The plans are marketed as ideal for people who have paid off their mortgage, as they allow owners to release cash tied up in their home without having to sell up.
Now Which? magazine reports there are big flaws with some of the plans, which could be punitive, complicated and expensive.
In one type of scheme pensioners borrow money and agree to pay it back when their property is sold. But, says the Consumers’ Association, this can be very punitive as interest is added to the loan, so later, interest is paid upon interest already accumulated. The amount owed can grow very quickly, eating up the bulk of the value of the property.
In another type of scheme, homeowners sell all, or part, of their home to a ‘reversion’ provider and receive a lump sum, an income or both. However, the Association warns people who do this that they won't get anything like the full value of their home as companies typically pay only 40% to 60% of the property's current value.
What are the problems?
- The loan may have to be repaid if circumstances change. For example, if one of the pensioners needs to go into a retirement home or if they want to scale down. The scheme could leave them with too little equity for these options.
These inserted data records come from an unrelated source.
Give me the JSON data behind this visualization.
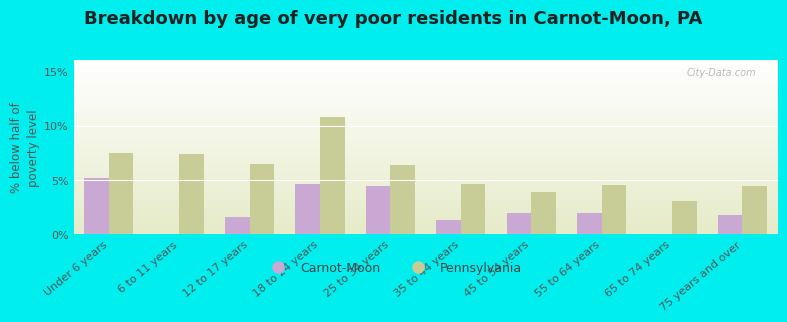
{
  "title": "Breakdown by age of very poor residents in Carnot-Moon, PA",
  "ylabel": "% below half of\npoverty level",
  "categories": [
    "Under 6 years",
    "6 to 11 years",
    "12 to 17 years",
    "18 to 24 years",
    "25 to 34 years",
    "35 to 44 years",
    "45 to 54 years",
    "55 to 64 years",
    "65 to 74 years",
    "75 years and over"
  ],
  "carnot_moon": [
    5.2,
    0.0,
    1.6,
    4.6,
    4.4,
    1.3,
    2.0,
    2.0,
    0.0,
    1.8
  ],
  "pennsylvania": [
    7.5,
    7.4,
    6.5,
    10.8,
    6.4,
    4.6,
    3.9,
    4.5,
    3.1,
    4.4
  ],
  "carnot_color": "#c9a8d4",
  "penn_color": "#c8cc96",
  "background_color": "#00eeee",
  "ylim": [
    0,
    16
  ],
  "yticks": [
    0,
    5,
    10,
    15
  ],
  "ytick_labels": [
    "0%",
    "5%",
    "10%",
    "15%"
  ],
  "legend_carnot": "Carnot-Moon",
  "legend_penn": "Pennsylvania",
  "bar_width": 0.35,
  "title_fontsize": 13,
  "axis_label_fontsize": 8.5,
  "tick_fontsize": 8,
  "legend_fontsize": 9
}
- Redemption charges could be large if people decide to pay off the loan early.
- The family may receive little or nothing when the plan holder dies.
Are there any other options?
The Consumers’ Association recommends looking at other options before considering equity release. People should view them as a last resort warns Helen Parker, editor of Which? magazine.
- Get independent financial advice.
- Think about moving somewhere smaller.
- Do you have savings you could spend first?
- Do you really want to be paying the loan for the rest of your life?